By TANISHA MOHAPATRA
When a new friend said he was homesick and looked at me, awaiting a response, I was a little perplexed as to how to react. I could listen to and talk about pretty much anything with anyone, but this had me on a tightrope. I have seen so many people leave, come back, repeat the process and yet nothing has ever changed. At my boarding school, this was routine; there was always something distinct about the feeling in my stomach when it was the last day of term and when it was the first day of a new term. These were probably my two most favorite days — you could say that I have some unspoken love for witnessing packing and unpacking despite not being much of a traveller. If I could go places and skip the whole act of travelling, life would be the sweetest, but I’m digressing here. I had to say something to said friend, and for some reason I blurted, “Let’s Google it.” He gave me the most bewildered expression I can imagine his face scrunching into and whipped out his phone.
We took a look at one of the first results the search returned, an old article by CNN, and it was full of so many truths about why I was at the world’s end when it came to considering what must be one of the most common feelings on campus, especially during any given fall semester. The article said that homesickness “stems from our instinctive need for love, protection and security — feelings and qualities usually associated with home.” And that’s when I apprehended the catch in my case: I didn’t have any concrete block that meant home to me. I had quite a few competing for the coveted title. For some reason, in my head, every place that has been a sojourn in my life so far has meant the same as home. I associate the same warm fuzzy feeling that my house’s red cobbled roof brings out with the white walls of Connaught Place, with the bajri in the six-acre campus in that small, breezy Himalayan town and with the frozen waterfall that my room in a certain Gothic-style building looked over. When I packed up my dorm lockers from school, I had the same lump in my throat that I felt when the New Delhi clouds weeped at my departure, and I had the same one when I left home for school the first time. Weirdly enough, I find an odd sense of security in knowing that I fall in love too easily, and it’s always with a place. It is probably harder for some to accept this than others; some, like me, perhaps find love in all things they come across.
This summer, I got strange looks from all of my friends at Cornell when we discussed summer plans. Mine didn’t feature a torturous 15 hour ordeal in a pressurized cabin, after which I’d spend weeks being the family’s early morning wake up call. It did come at the cost of taking off to the beach at a whim, or being force-fed yet another oily parantha made by Naani that I secretly loved, but for some reason, I didn’t miss the comfort that came along with home. So as my friends one by one made their way across the country and the globe, I re-opened boxes I had freshly packed only a few days ago.

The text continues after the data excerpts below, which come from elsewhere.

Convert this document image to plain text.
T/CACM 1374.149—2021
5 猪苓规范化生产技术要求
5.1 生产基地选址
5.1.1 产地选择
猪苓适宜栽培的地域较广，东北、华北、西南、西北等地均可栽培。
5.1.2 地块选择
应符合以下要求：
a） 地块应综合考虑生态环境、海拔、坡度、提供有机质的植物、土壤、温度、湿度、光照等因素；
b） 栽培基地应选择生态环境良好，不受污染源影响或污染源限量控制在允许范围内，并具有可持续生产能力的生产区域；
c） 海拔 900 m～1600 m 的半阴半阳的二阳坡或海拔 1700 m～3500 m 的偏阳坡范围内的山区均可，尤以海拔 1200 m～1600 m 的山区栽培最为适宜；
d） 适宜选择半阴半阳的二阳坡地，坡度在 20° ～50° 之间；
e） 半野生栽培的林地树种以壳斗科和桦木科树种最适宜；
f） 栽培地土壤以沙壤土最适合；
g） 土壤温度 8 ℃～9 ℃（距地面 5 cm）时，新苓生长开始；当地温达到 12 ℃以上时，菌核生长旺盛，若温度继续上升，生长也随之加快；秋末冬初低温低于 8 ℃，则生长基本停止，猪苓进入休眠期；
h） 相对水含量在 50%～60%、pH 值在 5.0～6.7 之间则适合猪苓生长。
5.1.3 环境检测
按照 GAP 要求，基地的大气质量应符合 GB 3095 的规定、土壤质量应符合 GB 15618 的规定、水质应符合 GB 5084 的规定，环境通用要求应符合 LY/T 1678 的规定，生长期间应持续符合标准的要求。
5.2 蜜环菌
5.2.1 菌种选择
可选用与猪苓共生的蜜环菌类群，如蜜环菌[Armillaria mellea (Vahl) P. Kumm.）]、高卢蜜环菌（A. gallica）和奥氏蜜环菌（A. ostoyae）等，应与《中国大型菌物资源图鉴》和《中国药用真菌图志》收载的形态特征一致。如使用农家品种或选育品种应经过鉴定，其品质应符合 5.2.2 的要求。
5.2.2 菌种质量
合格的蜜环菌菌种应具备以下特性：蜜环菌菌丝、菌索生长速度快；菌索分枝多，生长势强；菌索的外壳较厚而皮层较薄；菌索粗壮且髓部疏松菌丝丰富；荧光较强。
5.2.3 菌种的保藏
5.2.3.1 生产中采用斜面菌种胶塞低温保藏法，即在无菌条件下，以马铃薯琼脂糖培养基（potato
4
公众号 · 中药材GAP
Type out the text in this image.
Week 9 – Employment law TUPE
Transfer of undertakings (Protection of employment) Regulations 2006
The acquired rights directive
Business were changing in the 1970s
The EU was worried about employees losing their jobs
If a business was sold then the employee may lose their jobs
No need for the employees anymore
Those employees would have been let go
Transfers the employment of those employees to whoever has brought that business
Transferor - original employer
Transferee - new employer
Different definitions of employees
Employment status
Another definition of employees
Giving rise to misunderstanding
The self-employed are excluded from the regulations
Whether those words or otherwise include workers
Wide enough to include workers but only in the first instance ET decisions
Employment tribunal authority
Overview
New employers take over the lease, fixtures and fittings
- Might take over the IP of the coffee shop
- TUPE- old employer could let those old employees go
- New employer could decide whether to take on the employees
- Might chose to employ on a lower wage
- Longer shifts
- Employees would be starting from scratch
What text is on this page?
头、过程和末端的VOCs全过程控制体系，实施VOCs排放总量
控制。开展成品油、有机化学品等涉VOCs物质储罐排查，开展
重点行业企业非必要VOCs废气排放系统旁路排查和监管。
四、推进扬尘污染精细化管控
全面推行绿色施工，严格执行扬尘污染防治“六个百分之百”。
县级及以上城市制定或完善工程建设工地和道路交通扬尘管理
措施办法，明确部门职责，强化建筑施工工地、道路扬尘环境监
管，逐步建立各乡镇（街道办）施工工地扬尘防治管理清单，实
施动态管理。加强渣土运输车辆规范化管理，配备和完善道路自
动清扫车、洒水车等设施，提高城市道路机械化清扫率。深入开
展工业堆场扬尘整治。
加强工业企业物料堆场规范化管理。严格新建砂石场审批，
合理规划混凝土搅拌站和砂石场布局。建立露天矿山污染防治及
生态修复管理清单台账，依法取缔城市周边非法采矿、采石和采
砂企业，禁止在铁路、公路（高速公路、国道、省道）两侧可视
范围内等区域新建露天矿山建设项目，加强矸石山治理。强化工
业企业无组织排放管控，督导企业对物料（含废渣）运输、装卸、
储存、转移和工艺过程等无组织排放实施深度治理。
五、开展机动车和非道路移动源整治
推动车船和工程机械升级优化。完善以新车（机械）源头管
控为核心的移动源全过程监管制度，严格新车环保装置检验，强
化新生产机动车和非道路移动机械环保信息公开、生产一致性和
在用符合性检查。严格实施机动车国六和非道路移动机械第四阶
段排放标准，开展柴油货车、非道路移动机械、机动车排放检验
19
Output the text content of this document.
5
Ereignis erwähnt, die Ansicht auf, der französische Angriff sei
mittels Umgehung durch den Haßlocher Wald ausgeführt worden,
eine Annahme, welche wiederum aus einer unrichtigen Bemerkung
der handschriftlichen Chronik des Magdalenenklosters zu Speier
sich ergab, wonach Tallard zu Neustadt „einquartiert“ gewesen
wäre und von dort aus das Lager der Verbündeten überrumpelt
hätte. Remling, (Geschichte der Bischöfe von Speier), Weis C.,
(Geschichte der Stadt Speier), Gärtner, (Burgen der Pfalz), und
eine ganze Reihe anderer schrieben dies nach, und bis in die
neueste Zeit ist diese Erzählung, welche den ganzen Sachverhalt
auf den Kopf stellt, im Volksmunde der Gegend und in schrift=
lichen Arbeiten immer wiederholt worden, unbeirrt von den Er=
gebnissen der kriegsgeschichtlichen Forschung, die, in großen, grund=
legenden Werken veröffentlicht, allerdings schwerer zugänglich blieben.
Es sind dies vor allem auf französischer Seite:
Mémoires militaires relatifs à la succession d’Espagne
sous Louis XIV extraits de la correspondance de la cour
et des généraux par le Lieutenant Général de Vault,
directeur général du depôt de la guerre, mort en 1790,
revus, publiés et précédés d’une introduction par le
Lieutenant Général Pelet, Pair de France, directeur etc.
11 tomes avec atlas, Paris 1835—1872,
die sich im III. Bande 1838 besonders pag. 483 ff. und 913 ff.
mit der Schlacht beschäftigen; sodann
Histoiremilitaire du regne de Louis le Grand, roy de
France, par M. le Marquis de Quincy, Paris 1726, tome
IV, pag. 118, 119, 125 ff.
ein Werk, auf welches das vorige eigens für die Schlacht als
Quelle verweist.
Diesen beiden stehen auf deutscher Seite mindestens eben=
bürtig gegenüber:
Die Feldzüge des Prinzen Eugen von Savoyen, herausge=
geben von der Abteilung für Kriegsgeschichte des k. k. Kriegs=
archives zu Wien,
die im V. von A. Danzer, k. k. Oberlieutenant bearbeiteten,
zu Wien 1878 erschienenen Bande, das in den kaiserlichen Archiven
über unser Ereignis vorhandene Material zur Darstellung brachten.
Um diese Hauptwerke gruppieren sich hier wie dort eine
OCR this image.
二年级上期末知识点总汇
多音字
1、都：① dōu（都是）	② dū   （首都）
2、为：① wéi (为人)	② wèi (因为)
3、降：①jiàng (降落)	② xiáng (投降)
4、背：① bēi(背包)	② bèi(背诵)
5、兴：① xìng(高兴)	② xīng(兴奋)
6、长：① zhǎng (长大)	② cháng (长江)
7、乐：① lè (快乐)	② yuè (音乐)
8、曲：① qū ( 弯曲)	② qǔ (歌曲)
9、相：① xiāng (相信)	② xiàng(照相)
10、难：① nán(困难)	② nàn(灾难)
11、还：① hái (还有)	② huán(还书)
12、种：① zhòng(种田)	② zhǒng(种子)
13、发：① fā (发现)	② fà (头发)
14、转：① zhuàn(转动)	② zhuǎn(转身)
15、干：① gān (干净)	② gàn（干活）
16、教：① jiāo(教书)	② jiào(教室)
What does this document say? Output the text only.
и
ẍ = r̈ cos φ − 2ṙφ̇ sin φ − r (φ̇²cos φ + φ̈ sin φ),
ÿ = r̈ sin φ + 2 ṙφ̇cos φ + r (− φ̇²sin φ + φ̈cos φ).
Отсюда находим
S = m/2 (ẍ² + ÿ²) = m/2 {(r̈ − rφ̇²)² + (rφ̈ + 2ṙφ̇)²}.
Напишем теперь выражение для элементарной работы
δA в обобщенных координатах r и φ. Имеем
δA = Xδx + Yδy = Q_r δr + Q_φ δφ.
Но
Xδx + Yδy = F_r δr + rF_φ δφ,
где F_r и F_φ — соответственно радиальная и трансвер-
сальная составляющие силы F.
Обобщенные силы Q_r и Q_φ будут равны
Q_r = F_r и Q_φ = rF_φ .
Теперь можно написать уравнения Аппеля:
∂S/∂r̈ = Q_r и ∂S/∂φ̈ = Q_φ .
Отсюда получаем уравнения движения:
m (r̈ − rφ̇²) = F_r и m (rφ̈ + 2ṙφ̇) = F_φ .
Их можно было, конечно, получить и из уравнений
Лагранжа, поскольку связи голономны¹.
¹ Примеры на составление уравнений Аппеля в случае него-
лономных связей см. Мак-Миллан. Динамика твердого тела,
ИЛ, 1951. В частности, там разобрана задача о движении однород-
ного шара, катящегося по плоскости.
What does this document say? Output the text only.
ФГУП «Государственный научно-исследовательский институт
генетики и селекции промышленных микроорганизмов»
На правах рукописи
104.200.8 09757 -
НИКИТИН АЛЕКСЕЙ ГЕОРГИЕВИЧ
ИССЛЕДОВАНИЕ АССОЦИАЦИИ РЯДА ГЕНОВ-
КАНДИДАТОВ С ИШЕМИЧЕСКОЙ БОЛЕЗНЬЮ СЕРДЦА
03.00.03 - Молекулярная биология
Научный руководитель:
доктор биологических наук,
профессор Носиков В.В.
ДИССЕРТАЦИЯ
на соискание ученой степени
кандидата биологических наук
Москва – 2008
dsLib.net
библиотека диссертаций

I made friends at work, went on numerous walks to Flatrock, went art shopping for a friend at the Commons (bought nothing), took off to Syracuse to expand options (still nothing), had a conversation about poetry with a cashier at Target and probably associated a hundred other things I found in the Ithacan summer with the notion I had of home. I didn’t know homesickness, and these three months away didn’t seem to present an opportunity to become familiar with it.